Overview:
A team led by MTN’s General Manager for Corporate Services, Dennis Kakonge, said the current tax on mobile money cash withdrawals creates an unfair burden when compared to other withdrawal channels such as ATMs and banking services, which are more accessible to middle-income earners.
Telecommunications operators have asked Parliament to revise the 0.5 percent tax on mobile money cash withdrawals, warning that the levy disproportionately affects low-income Ugandans who depend on the service daily.
Appearing before legislators, a team led by MTN’s General Manager for Corporate Services, Dennis Kakonge, said the current tax on mobile money cash withdrawals creates an unfair burden when compared to other withdrawal channels such as ATMs and banking services, which are more accessible to middle-income earners.
“When you send money for Parish Development Model, Emyooga, women down there will suffer the tax burden, they are your taxpayers,” said Kakonge, adding that “the levy is not even comparable to other markets.”
MTN Uganda and Airtel Uganda officials appeared before the Committee on Finance, Planning and Economic Development chaired by Hon. Amos Kankunda, on Wednesday, 15 April 2026.
Kakonge explained that currently when an MTN mobile money user withdraws cash, one pays 0.5 percent excise duty on the withdrawn value but not the service fee. Such that a Shs500,000 withdrawal incurs Shs2,500 in excise duty on the transaction value, plus 15 percent on the service fee.
“This creates tax burden, Uganda taxes mobile money transactions more heavily than markets with larger digital economies and higher income, there is a need to address this challenge,” Kakonge said.
The telecoms proposed a reduction of the tax from 0.5 percent to 0.25 percent, with a cap of Shs5,000 per transaction, arguing that a lower rate would stimulate usage and ultimately boost government revenue. Kakonge said projections by the operators indicate that a 0.25 percent tax could generate up to Shs80 billion in mobile money revenue collections.
“The more we encourage transactions, the more the mobile money users and the more revenue in a long-term,” Kakonge said.
He also urged Parliament to remove import duties on entry-level smartphones, noting that high taxes have made the devices unaffordable for many Ugandans and encouraged smuggling. Kakonge said the Uganda Revenue Authority has repeatedly raised concerns about phones entering the market without paying taxes.
He added that the high cost of smartphones has limited digital participation, leaving many Ugandans unable to access online services.

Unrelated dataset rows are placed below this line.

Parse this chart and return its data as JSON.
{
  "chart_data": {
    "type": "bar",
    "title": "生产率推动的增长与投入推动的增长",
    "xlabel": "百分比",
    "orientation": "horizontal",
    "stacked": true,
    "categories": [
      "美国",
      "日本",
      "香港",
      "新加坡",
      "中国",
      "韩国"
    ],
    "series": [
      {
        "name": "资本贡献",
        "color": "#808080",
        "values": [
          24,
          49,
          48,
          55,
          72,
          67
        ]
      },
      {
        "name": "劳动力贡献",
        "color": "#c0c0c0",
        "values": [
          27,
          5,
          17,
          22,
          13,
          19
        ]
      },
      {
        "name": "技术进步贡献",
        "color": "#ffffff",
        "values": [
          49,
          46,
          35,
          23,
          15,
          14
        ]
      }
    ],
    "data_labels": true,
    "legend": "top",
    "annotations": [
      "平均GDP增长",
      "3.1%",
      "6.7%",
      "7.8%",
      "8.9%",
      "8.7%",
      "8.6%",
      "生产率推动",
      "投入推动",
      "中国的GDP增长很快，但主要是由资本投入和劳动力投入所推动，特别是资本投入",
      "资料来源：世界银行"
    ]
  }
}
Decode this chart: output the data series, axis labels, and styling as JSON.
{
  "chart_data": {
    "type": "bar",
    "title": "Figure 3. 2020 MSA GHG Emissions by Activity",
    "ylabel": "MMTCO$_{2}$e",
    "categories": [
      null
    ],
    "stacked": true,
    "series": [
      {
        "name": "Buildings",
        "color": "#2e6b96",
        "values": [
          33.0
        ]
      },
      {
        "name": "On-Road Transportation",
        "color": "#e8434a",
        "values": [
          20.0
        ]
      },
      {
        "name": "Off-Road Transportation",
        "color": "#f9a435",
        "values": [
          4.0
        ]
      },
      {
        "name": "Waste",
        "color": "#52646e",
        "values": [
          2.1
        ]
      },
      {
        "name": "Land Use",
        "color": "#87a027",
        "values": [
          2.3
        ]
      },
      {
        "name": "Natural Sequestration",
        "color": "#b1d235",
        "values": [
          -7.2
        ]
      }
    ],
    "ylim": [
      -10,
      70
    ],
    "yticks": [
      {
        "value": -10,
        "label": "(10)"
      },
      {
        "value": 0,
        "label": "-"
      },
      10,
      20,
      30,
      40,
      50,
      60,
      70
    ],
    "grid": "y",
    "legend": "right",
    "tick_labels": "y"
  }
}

The MPs, however, tasked MTN Uganda to improve network connectivity across the country, citing persistent gaps in service delivery, particularly in tourism areas.
“If you met the tourism operators and hoteliers, they would spend all day complaining that you enter a place like Bwindi and there is no network. When we were in campaigns, you would reach a village where you could not communicate yet you are licenced to cover the whole country,” said Hon. Dicksons Kateshumbwa, the Sheema Municipality representative.
Otuke County MP, Paul Omara, expressed concern over high mobile money charges, saying they discourage usage and undermine financial inclusion. He urged operators to review transaction fees to make services more affordable.
Mbale Industrial Division MP, Hon. Karim Masaba, asked MTN to maintain current charges on agent banking services, noting that they remain affordable and widely preferred over long banking queues.